Abstract

Purpose: To model the influence of hypoxic radioprotection in fractionated treatments over a range of fraction sizes. To determine whether there is a “therapeutic window” of dose per fraction where hypoxic radioresistance could be reduced, and if so, where it occurs in different cell lines. Materials and Methods: A mathematical model has been used to simulate the response of cells to low doses of radiation, in the region of clinical interest. We have used the inducible repair variant of the linear quadratic (LQ) equation, with a hypersensitive region (α S) at low doses that gradually transforms to the accepted “resistance” in the shoulder region (α R). It contains two new parameters, the ratio α S/α R, and D C. We have accepted that the “induction dose” D C is modified by anoxia to the same extent as the other parameters.
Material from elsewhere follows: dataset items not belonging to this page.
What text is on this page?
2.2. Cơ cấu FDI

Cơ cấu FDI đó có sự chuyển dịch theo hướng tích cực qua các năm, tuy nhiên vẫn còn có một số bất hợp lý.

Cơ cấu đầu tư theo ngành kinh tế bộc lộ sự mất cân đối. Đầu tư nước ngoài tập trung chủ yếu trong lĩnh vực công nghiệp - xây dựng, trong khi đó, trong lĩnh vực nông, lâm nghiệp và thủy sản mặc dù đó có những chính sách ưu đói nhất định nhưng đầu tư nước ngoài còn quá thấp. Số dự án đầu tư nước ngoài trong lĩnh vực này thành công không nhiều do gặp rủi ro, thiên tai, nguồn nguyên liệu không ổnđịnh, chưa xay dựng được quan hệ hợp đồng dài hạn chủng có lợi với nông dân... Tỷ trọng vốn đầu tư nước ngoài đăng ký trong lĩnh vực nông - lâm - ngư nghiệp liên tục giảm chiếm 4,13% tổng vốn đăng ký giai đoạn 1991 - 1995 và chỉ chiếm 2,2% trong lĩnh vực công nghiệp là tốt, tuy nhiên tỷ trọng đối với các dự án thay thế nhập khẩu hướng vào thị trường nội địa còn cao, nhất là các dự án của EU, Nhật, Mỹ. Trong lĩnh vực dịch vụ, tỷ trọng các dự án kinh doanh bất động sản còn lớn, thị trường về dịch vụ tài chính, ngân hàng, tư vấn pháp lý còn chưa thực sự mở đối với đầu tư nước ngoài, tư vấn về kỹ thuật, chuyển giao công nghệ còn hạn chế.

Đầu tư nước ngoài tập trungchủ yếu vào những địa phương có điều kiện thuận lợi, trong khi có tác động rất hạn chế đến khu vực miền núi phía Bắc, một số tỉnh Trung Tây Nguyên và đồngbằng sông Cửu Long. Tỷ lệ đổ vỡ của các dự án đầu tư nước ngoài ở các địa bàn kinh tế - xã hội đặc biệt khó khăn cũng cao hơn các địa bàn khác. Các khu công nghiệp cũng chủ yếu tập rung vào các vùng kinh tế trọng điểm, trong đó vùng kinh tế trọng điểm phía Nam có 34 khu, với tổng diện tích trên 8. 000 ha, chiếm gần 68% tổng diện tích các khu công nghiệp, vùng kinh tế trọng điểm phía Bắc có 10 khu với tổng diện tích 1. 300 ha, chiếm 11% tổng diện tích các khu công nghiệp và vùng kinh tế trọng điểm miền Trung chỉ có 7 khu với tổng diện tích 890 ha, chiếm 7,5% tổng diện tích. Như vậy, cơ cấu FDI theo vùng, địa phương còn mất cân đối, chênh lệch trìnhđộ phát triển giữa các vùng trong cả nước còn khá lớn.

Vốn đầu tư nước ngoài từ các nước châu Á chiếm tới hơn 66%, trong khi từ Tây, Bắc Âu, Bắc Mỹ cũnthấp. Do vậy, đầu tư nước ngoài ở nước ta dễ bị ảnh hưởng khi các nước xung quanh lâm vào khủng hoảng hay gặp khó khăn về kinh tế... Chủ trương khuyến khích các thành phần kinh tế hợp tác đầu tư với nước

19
We have initially modeled using theoretical parameters and then checked the conclusions with 14 sets of published experimental data for cell lines investigated for inducible repair. Results: We have computed the clinical hypoxic protection (OER′) as a function of dose per fraction in simulations of clinical fractionated schedules. We have identified a therapeutic window in terms of dose per fraction at about 0.5 Gy, where the OER′ is minimized, regardless of the precise cell survival curve parameters. The minimum OER′ varies from one cell line to another, falling to about 1.0 if α S/α R = 6–10 and even far below 1.0 if α S/α R ≥ 20. Discussion: Hyperfractionation using 0.5 Gy fractions may therefore be more effective than oxygen mimetic chemical sensitizers, since it could even make some tumor cells more sensitive than oxic normal tissues. The tumor lines that benefit most from this type of sensitization are those with the highest intrinsic oxic radioresistance, i.e. those with high SF 2 values.